ROANOKE TIMES

                         Roanoke Times
                 Copyright (c) 1995, Landmark Communications, Inc.

DATE: WEDNESDAY, April 10, 1991                   TAG: 9104100545
SECTION: VIRGINIA                    PAGE: B-1   EDITION: METRO 
SOURCE: By Laurence hammack/ Staff Writer
DATELINE:                                 LENGTH: Medium


LAWYER HAS NEW EVIDENCE IN BABY CASE

Attorneys for a woman accused of leaving a newborn baby for dead in a Roanoke dumpster say they have new evidence suggesting that she is not the mother.

But Carolyn Ann Smallwood Snyder, 19, will have to wait until June for her day in court.

A preliminary hearing in Roanoke Juvenile and Domestic Relations Court has been continued until June 24.

Snyder is charged with felony child neglect in the death of an infant boy discovered in December in a dumpster on Mountain Avenue Southwest. The infant, who was named Baby Isaiah by nurses at Roanoke Memorial Hospital, died five days later.

Authorities have said the full-term child probably was born several hours before he was found the morning of Dec. 19 by an out-of-work construction laborer foraging through the dumpster for aluminum cans.

After confessing by telephone from a Kentucky jail, Snyder was arrested in February. But she soon recanted, and Public Defender Ray Leven later obtained medical records showing that a Snyder's Fallopian tubes were removed in a 1988 operation, casting doubt on whether she is the child's mother.

Since then, Leven has found new evidence. Records from a Los Angeles jail where Snyder was held on a prostitution charge until Nov. 30 - less than a month before the child was born - make no mention of her being pregnant, Leven said.

"If she was eight-plus months pregnant, would her medical condition be blank?" Leven asked.

At a brief hearing Tuesday, a judge decided to continue the case over Leven's objection. Prosecutors said they need more time for DNA tests that would show whether Snyder is the mother.

"It's unfair" to drag the case out, Leven said. "It's putting [Snyder] through a legal and emotional wringer." Snyder, a drifter with a record of prostitution convictions, has been free on bond since shortly after she was returned to Roanoke from Louisville, Ky.

Chief Assistant Commonwealth's Attorney Betty Jo Anthony says she wants the tests before presenting her evidence, even though Snyder has confessed twice to two different detectives.

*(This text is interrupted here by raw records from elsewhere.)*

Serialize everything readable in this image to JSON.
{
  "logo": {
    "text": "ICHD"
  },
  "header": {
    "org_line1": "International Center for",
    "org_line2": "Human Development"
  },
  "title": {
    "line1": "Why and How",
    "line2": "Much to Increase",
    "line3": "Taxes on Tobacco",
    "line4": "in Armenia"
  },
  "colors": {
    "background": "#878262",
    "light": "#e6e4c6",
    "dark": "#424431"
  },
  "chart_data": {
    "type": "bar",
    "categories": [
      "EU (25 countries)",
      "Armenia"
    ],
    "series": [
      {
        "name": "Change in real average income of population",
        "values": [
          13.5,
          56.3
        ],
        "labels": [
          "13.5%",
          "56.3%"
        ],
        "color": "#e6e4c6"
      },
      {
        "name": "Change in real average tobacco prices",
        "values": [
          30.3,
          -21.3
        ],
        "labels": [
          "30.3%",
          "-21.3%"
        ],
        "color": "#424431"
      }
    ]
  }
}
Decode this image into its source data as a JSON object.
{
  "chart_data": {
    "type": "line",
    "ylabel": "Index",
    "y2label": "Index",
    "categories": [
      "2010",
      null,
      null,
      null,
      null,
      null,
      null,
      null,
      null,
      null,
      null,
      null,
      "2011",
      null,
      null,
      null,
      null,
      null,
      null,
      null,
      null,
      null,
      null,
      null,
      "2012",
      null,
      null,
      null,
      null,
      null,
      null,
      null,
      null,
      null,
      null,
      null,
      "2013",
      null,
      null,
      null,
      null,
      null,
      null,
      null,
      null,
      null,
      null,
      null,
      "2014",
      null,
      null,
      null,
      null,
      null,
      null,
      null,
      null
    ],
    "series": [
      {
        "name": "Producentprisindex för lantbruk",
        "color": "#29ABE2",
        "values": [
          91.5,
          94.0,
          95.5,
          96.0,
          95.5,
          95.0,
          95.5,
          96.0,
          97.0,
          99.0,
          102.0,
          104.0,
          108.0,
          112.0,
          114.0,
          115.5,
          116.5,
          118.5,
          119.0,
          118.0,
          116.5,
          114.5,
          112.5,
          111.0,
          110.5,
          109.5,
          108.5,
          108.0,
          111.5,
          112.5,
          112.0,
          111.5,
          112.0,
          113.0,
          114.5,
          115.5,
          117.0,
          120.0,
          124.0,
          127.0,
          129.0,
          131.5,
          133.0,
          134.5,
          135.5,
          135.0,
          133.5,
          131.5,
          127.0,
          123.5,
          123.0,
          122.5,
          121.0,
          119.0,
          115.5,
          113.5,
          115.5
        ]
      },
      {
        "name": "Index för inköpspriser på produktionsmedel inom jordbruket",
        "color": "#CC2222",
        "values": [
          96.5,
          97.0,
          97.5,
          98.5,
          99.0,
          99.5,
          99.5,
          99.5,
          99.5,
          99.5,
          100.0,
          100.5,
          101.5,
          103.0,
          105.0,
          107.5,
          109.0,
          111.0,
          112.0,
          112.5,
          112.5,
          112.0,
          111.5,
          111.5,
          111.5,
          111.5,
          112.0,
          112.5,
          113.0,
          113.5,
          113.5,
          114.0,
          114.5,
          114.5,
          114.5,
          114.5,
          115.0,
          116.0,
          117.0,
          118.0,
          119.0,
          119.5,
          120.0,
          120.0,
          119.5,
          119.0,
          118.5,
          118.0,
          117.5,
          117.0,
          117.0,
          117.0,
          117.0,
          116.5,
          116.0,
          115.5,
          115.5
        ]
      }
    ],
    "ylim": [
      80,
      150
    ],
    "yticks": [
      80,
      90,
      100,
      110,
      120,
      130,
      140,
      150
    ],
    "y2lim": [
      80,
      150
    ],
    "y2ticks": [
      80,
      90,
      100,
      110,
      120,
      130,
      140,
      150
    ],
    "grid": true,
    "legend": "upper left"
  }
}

Anthony has said the confessions contain details only someone involved in the crime would know.

Anthony suggested in an earlier hearing that if Snyder is not the mother, then she could have still been involved in leaving the child in the dumpster. Under that theory, she could be tried as an accomplice under the same child neglect charge she now faces.

Meanwhile, authorities are considering other suspects in the case. Police still are waiting for DNA results from a suspect who died earlier this year, and Anthony said another woman recently has been asked to submit a blood sample.

"I think you could say that we are following any leads that come to us," Anthony said.